In this paper, we report a detailed study of the dynamic properties of horizontal, vertical and oblique saccades. These eye movements were measured with an improved version of the double-magnetic induction method in two rhesus monkeys. We found that onsets of orthogonal components of oblique saccades are so well synchronized in the monkey that a common initiation system seems likely. Saccade vectors obeyed a nonlinear peak-velocity/amplitude relationship in all directions. The peak-velocity/duration/amplitude relationship for components was not fixed, but depended on the relative size of the orthogonal component: for a component with a given size, its duration increased and its peak velocity decreased, as the saccade vector to which it contributed turned away from the component direction under consideration. This stretching effect, which reflects a nonlinearity in the system, was negligible for small saccade vectors but became very pronounced in large oblique saccades.
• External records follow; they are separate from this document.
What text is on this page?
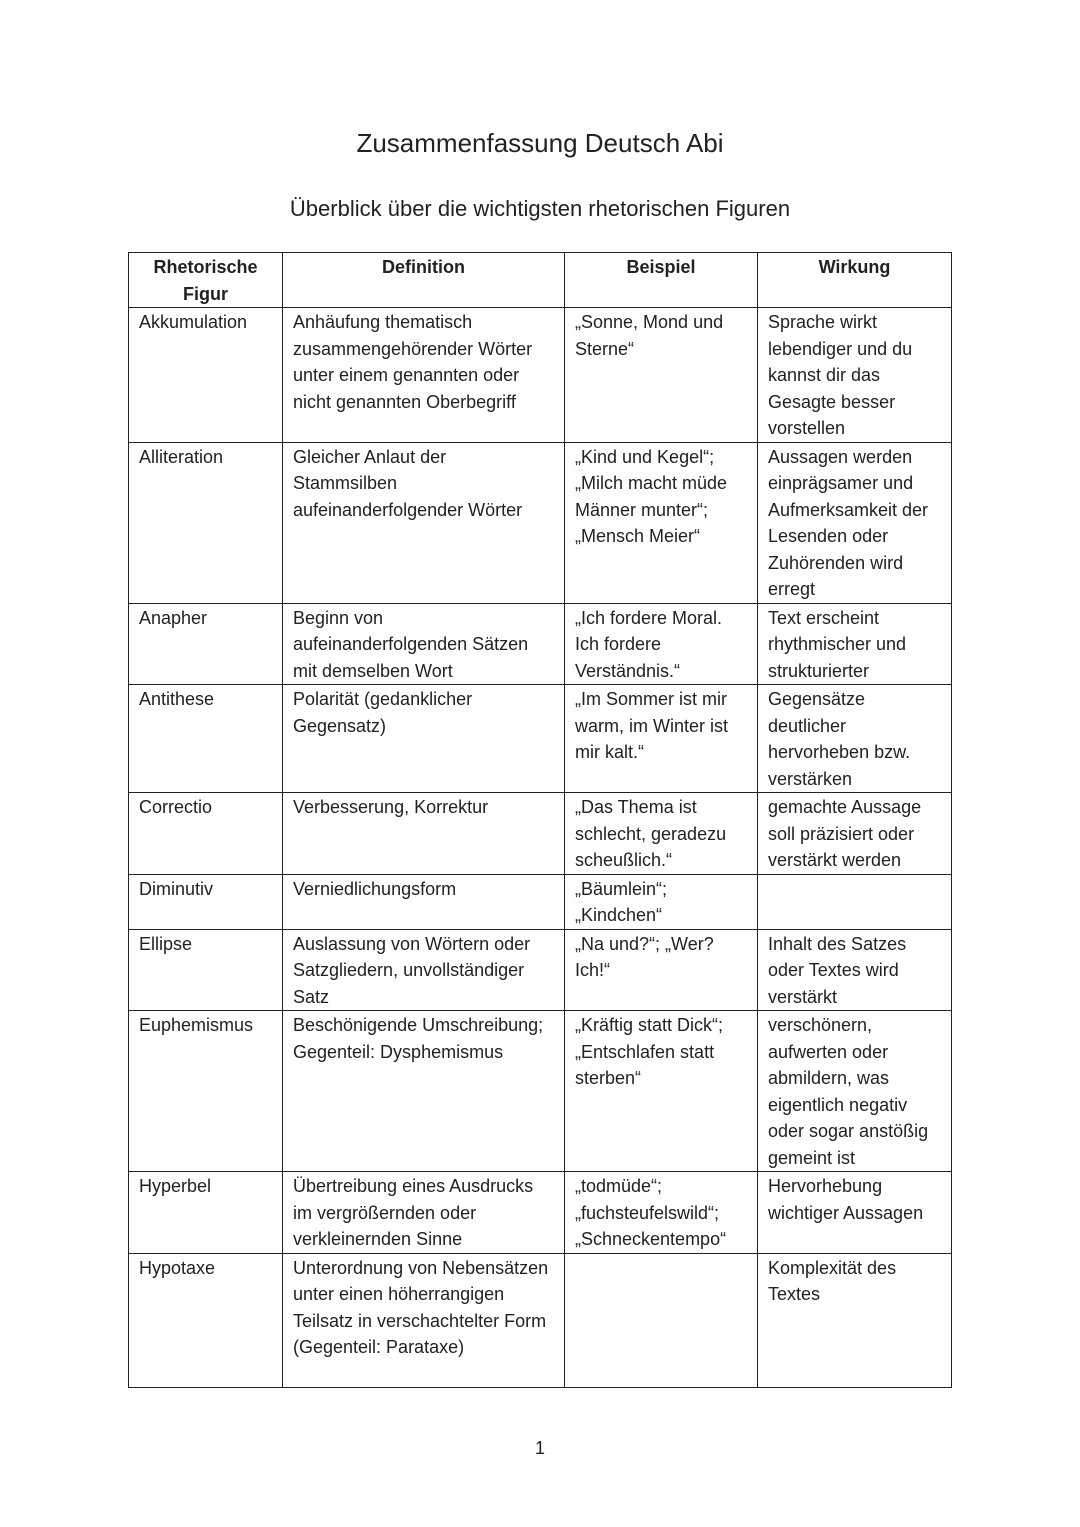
Zusammenfassung Deutsch Abi
Überblick über die wichtigsten rhetorischen Figuren
Rhetorische Figur	Definition	Beispiel	Wirkung
Akkumulation	Anhäufung thematisch zusammengehörender Wörter unter einem genannten oder nicht genannten Oberbegriff	„Sonne, Mond und Sterne“	Sprache wirkt lebendiger und du kannst dir das Gesagte besser vorstellen
Alliteration	Gleicher Anlaut der Stammsilben aufeinanderfolgender Wörter	„Kind und Kegel“; „Milch macht müde Männer munter“; „Mensch Meier“	Aussagen werden einprägsamer und Aufmerksamkeit der Lesenden oder Zuhörenden wird erregt
Anapher	Beginn von aufeinanderfolgenden Sätzen mit demselben Wort	„Ich fordere Moral. Ich fordere Verständnis.“	Text erscheint rhythmischer und strukturierter
Antithese	Polarität (gedanklicher Gegensatz)	„Im Sommer ist mir warm, im Winter ist mir kalt.“	Gegensätze deutlicher hervorheben bzw. verstärken
Correctio	Verbesserung, Korrektur	„Das Thema ist schlecht, geradezu scheußlich.“	gemachte Aussage soll präzisiert oder verstärkt werden
Diminutiv	Verniedlichungsform	„Bäumlein“; „Kindchen“	
Ellipse	Auslassung von Wörtern oder Satzgliedern, unvollständiger Satz	„Na und?“; „Wer? Ich!“	Inhalt des Satzes oder Textes wird verstärkt
Euphemismus	Beschönigende Umschreibung; Gegenteil: Dysphemismus	„Kräftig statt Dick“; „Entschlafen statt sterben“	verschönern, aufwerten oder abmildern, was eigentlich negativ oder sogar anstößig gemeint ist
Hyperbel	Übertreibung eines Ausdrucks im vergrößernden oder verkleinernden Sinne	„todmüde“; „fuchsteufelswild“; „Schneckentempo“	Hervorhebung wichtiger Aussagen
Hypotaxe	Unterordnung von Nebensätzen unter einen höherrangigen Teilsatz in verschachtelter Form (Gegenteil: Parataxe)		Komplexität des Textes
1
These experimental data were confronted with quantitative predictions derived from two different models for the generation of saccades in two dimensions. It appears that a model which assumes the existence of synchronized, but otherwise independent, pulse generators for horizontal and vertical components must be rejected. An alternative model, featuring a nonlinear vectorial pulse generator followed by a decomposition stage which generates component velocity command signals from the vectorial eye velocity signal, provides good fit with the data. According to this common-source model, the two nonlinear phenomena observed, viz., the curvilinear peak-velocity/amplitude relationship of saccades in all directions and component stretching in large oblique saccades, are due to a single nonlinearity in the proposed vectorial pulse generator. A possible neural basis for the common-source model is discussed.